Polo is the new game in town
TWOdays is a very long time in the car world. It takes only two days for Mark Webber to go from nearly-a-winner in the 2010 Formula One world championship to a dominant winner in the Spanish Grand Prix. He slaps his rivals through qualifying at Catalunya, then drives away from them on Sunday afternoon.
‘‘It was my day today. It was a special victory. The first one is good but this one is right up there with it,’’ Webber says.
Those two days of work also instal Webber as one of the favourites for this year’s world title, because he and Sebastian Vettel share a Red Bull racer that is now clearly the fastest car in the field and unlikely to be threatened through 2010.
Two days at home last week also brings a staggering contrast between two new cars: the latest Mazda2 and the new Volkswagen Polo.
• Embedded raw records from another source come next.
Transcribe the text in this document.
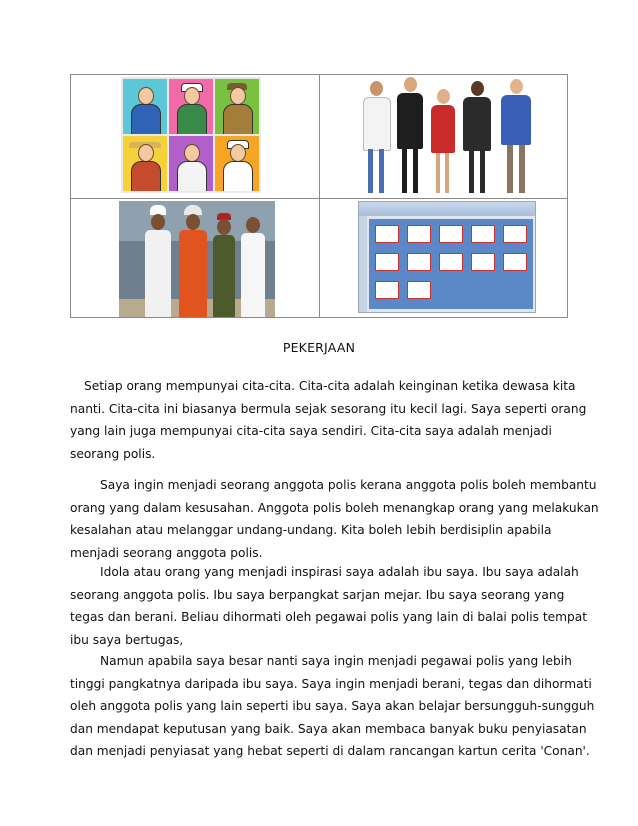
PEKERJAAN

Setiap orang mempunyai cita-cita. Cita-cita adalah keinginan ketika dewasa kita
nanti. Cita-cita ini biasanya bermula sejak sesorang itu kecil lagi. Saya seperti orang
yang lain juga mempunyai cita-cita saya sendiri. Cita-cita saya adalah menjadi
seorang polis.

Saya ingin menjadi seorang anggota polis kerana anggota polis boleh membantu
orang yang dalam kesusahan. Anggota polis boleh menangkap orang yang melakukan
kesalahan atau melanggar undang-undang. Kita boleh lebih berdisiplin apabila
menjadi seorang anggota polis.

Idola atau orang yang menjadi inspirasi saya adalah ibu saya. Ibu saya adalah
seorang anggota polis. Ibu saya berpangkat sarjan mejar. Ibu saya seorang yang
tegas dan berani. Beliau dihormati oleh pegawai polis yang lain di balai polis tempat
ibu saya bertugas,

Namun apabila saya besar nanti saya ingin menjadi pegawai polis yang lebih
tinggi pangkatnya daripada ibu saya. Saya ingin menjadi berani, tegas dan dihormati
oleh anggota polis yang lain seperti ibu saya. Saya akan belajar bersungguh-sungguh
dan mendapat keputusan yang baik. Saya akan membaca banyak buku penyiasatan
dan menjadi penyiasat yang hebat seperti di dalam rancangan kartun cerita 'Conan'.
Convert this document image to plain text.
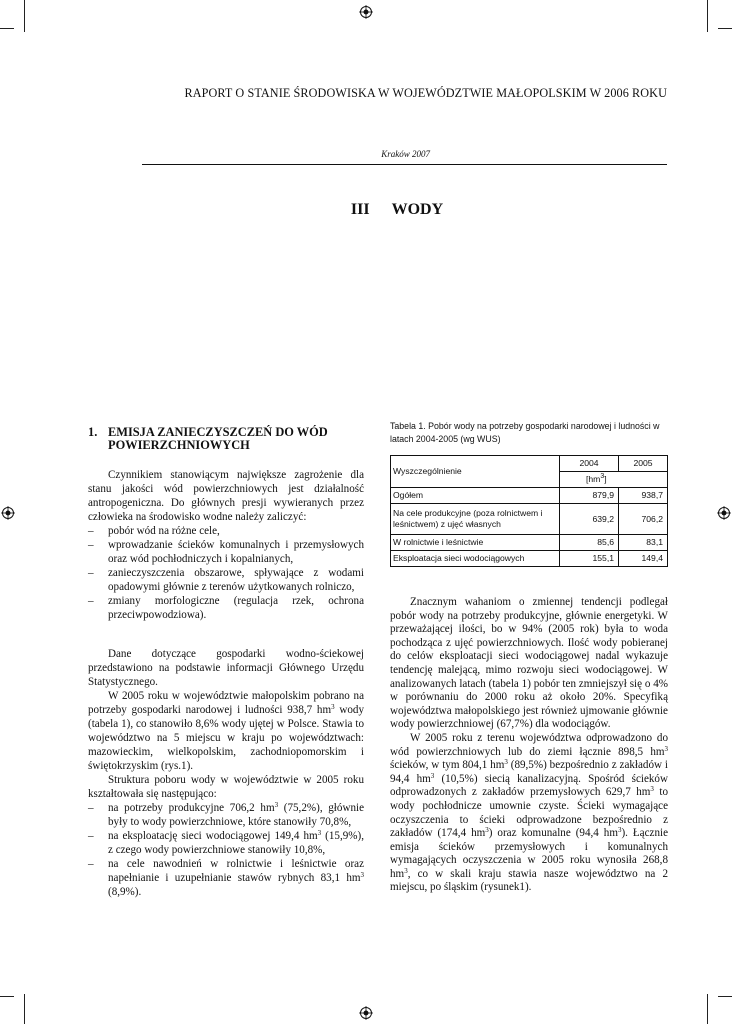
RAPORT O STANIE ŚRODOWISKA W WOJEWÓDZTWIE MAŁOPOLSKIM W 2006 ROKU
Kraków 2007
III WODY
1. EMISJA ZANIECZYSZCZEŃ DO WÓD POWIERZCHNIOWYCH

Czynnikiem stanowiącym największe zagrożenie dla stanu jakości wód powierzchniowych jest działalność antropogeniczna. Do głównych presji wywieranych przez człowieka na środowisko wodne należy zaliczyć:

– pobór wód na różne cele,
– wprowadzanie ścieków komunalnych i przemysłowych oraz wód pochłodniczych i kopalnianych,
– zanieczyszczenia obszarowe, spływające z wodami opadowymi głównie z terenów użytkowanych rolniczo,
– zmiany morfologiczne (regulacja rzek, ochrona przeciwpowodziowa).

Dane dotyczące gospodarki wodno-ściekowej przedstawiono na podstawie informacji Głównego Urzędu Statystycznego.

W 2005 roku w województwie małopolskim pobrano na potrzeby gospodarki narodowej i ludności 938,7 $hm^3$ wody (tabela 1), co stanowiło 8,6% wody ujętej w Polsce. Stawia to województwo na 5 miejscu w kraju po województwach: mazowieckim, wielkopolskim, zachodniopomorskim i świętokrzyskim (rys.1).

Struktura poboru wody w województwie w 2005 roku kształtowała się następująco:

– na potrzeby produkcyjne 706,2 $hm^3$ (75,2%), głównie były to wody powierzchniowe, które stanowiły 70,8%,
– na eksploatację sieci wodociągowej 149,4 $hm^3$ (15,9%), z czego wody powierzchniowe stanowiły 10,8%,
– na cele nawodnień w rolnictwie i leśnictwie oraz napełnianie i uzupełnianie stawów rybnych 83,1 $hm^3$ (8,9%).
Tabela 1. Pobór wody na potrzeby gospodarki narodowej i ludności w latach 2004-2005 (wg WUS)
Wyszczególnienie	2004	2005
	$[hm^3]$	
Ogółem	879,9	938,7
Na cele produkcyjne (poza rolnictwem i leśnictwem) z ujęć własnych	639,2	706,2
W rolnictwie i leśnictwie	85,6	83,1
Eksploatacja sieci wodociągowych	155,1	149,4

Znacznym wahaniom o zmiennej tendencji podlegał pobór wody na potrzeby produkcyjne, głównie energetyki. W przeważającej ilości, bo w 94% (2005 rok) była to woda pochodząca z ujęć powierzchniowych. Ilość wody pobieranej do celów eksploatacji sieci wodociągowej nadal wykazuje tendencję malejącą, mimo rozwoju sieci wodociągowej. W analizowanych latach (tabela 1) pobór ten zmniejszył się o 4% w porównaniu do 2000 roku aż około 20%. Specyfiką województwa małopolskiego jest również ujmowanie głównie wody powierzchniowej (67,7%) dla wodociągów.

W 2005 roku z terenu województwa odprowadzono do wód powierzchniowych lub do ziemi łącznie 898,5 $hm^3$ ścieków, w tym 804,1 $hm^3$ (89,5%) bezpośrednio z zakładów i 94,4 $hm^3$ (10,5%) siecią kanalizacyjną. Spośród ścieków odprowadzonych z zakładów przemysłowych 629,7 $hm^3$ to wody pochłodnicze umownie czyste. Ścieki wymagające oczyszczenia to ścieki odprowadzone bezpośrednio z zakładów (174,4 $hm^3$) oraz komunalne (94,4 $hm^3$). Łącznie emisja ścieków przemysłowych i komunalnych wymagających oczyszczenia w 2005 roku wynosiła 268,8 $hm^3$, co w skali kraju stawia nasze województwo na 2 miejscu, po śląskim (rysunek1).
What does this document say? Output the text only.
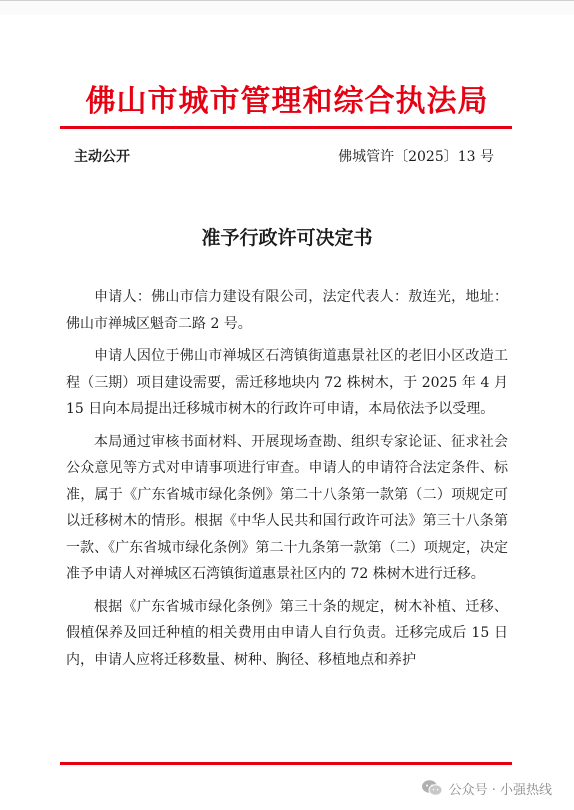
佛山市城市管理和综合执法局
主动公开	佛城管许〔2025〕13 号
准予行政许可决定书

申请人：佛山市信力建设有限公司，法定代表人：敖连光，地址：佛山市禅城区魁奇二路 2 号。

申请人因位于佛山市禅城区石湾镇街道惠景社区的老旧小区改造工程（三期）项目建设需要，需迁移地块内 72 株树木，于 2025 年 4 月 15 日向本局提出迁移城市树木的行政许可申请，本局依法予以受理。

本局通过审核书面材料、开展现场查勘、组织专家论证、征求社会公众意见等方式对申请事项进行审查。申请人的申请符合法定条件、标准，属于《广东省城市绿化条例》第二十八条第一款第（二）项规定可以迁移树木的情形。根据《中华人民共和国行政许可法》第三十八条第一款、《广东省城市绿化条例》第二十九条第一款第（二）项规定，决定准予申请人对禅城区石湾镇街道惠景社区内的 72 株树木进行迁移。

根据《广东省城市绿化条例》第三十条的规定，树木补植、迁移、假植保养及回迁种植的相关费用由申请人自行负责。迁移完成后 15 日内，申请人应将迁移数量、树种、胸径、移植地点和养护

公众号 · 小强热线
I’m impressed by Mazda’s decision to price the new Two from $16,990 drive away, even if the cosmetic and mechanical changes for 2010 are fairly minor. The car always drove well enough and the update is good for the class, though not as sharp as the Ford Fiesta and not as quiet overall as I had hoped.
The new Mazda2 also picks up a sedan for the family, which could give a showroom edge.
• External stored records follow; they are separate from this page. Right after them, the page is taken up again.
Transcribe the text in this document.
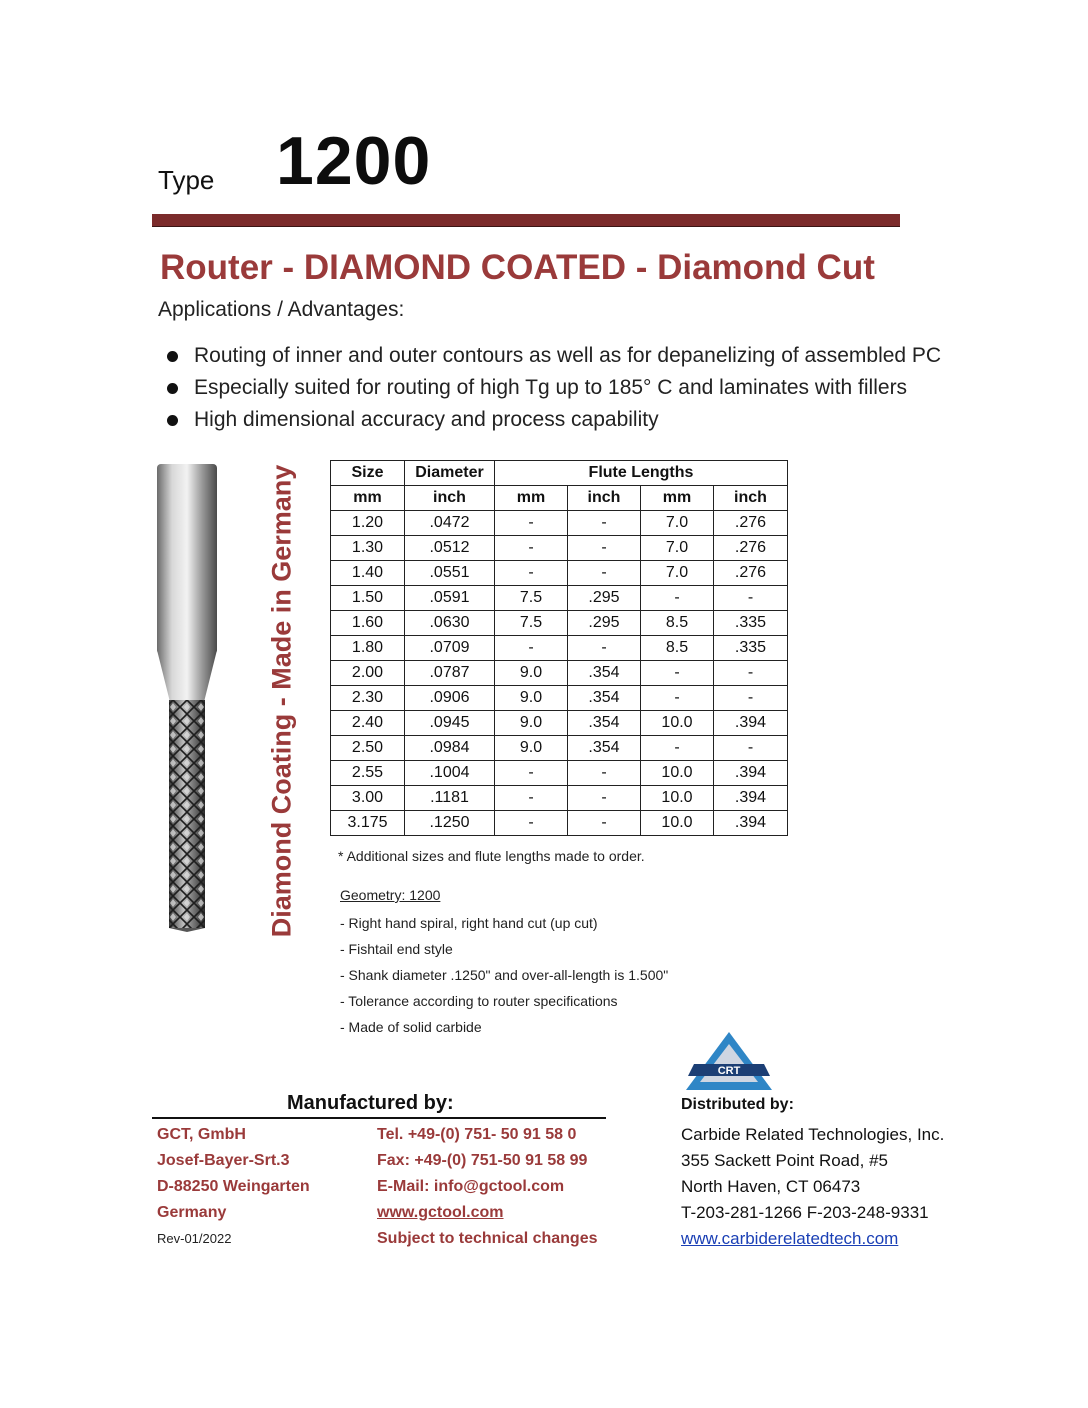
Type 1200
Router - DIAMOND COATED - Diamond Cut
Applications / Advantages:
Routing of inner and outer contours as well as for depanelizing of assembled PC
Especially suited for routing of high Tg up to 185° C and laminates with fillers
High dimensional accuracy and process capability
Diamond Coating - Made in Germany	Size	Diameter	Flute Lengths			
mm	inch	mm	inch	mm	inch
1.20	.0472	-	-	7.0	.276
1.30	.0512	-	-	7.0	.276
1.40	.0551	-	-	7.0	.276
1.50	.0591	7.5	.295	-	-
1.60	.0630	7.5	.295	8.5	.335
1.80	.0709	-	-	8.5	.335
2.00	.0787	9.0	.354	-	-
2.30	.0906	9.0	.354	-	-
2.40	.0945	9.0	.354	10.0	.394
2.50	.0984	9.0	.354	-	-
2.55	.1004	-	-	10.0	.394
3.00	.1181	-	-	10.0	.394
3.175	.1250	-	-	10.0	.394
* Additional sizes and flute lengths made to order.
Geometry: 1200
- Right hand spiral, right hand cut (up cut)
- Fishtail end style
- Shank diameter .1250" and over-all-length is 1.500"
- Tolerance according to router specifications
- Made of solid carbide
CRT
Manufactured by:
GCT, GmbH
Josef-Bayer-Srt.3
D-88250 Weingarten
Germany
Rev-01/2022
Tel. +49-(0) 751- 50 91 58 0
Fax: +49-(0) 751-50 91 58 99
E-Mail: info@gctool.com
www.gctool.com
Subject to technical changes
Distributed by:
Carbide Related Technologies, Inc.
355 Sackett Point Road, #5
North Haven, CT 06473
T-203-281-1266 F-203-248-9331
www.carbiderelatedtech.com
Then I drive the Polo— and realise the rules have changed.
The new Volkswagen baby is a mini-Golf and clearly the best in the class, even ahead of my previous personal favourite, the Fiesta. It’s even priced well, with a $16,690 bottom line for the basic three-door car.
What makes the Polo so good is a quality feel, solid driving dynamics, and the sort of safety— six airbags, anti-skid brakes and electronic stability control— which should be standard in every new car today.
carsGuide readers continue to question Volkswagen quality, and the spate of engine failures in the Golf is a big worry. But when it has cars as good as the new Polo it should be strong for the long haul.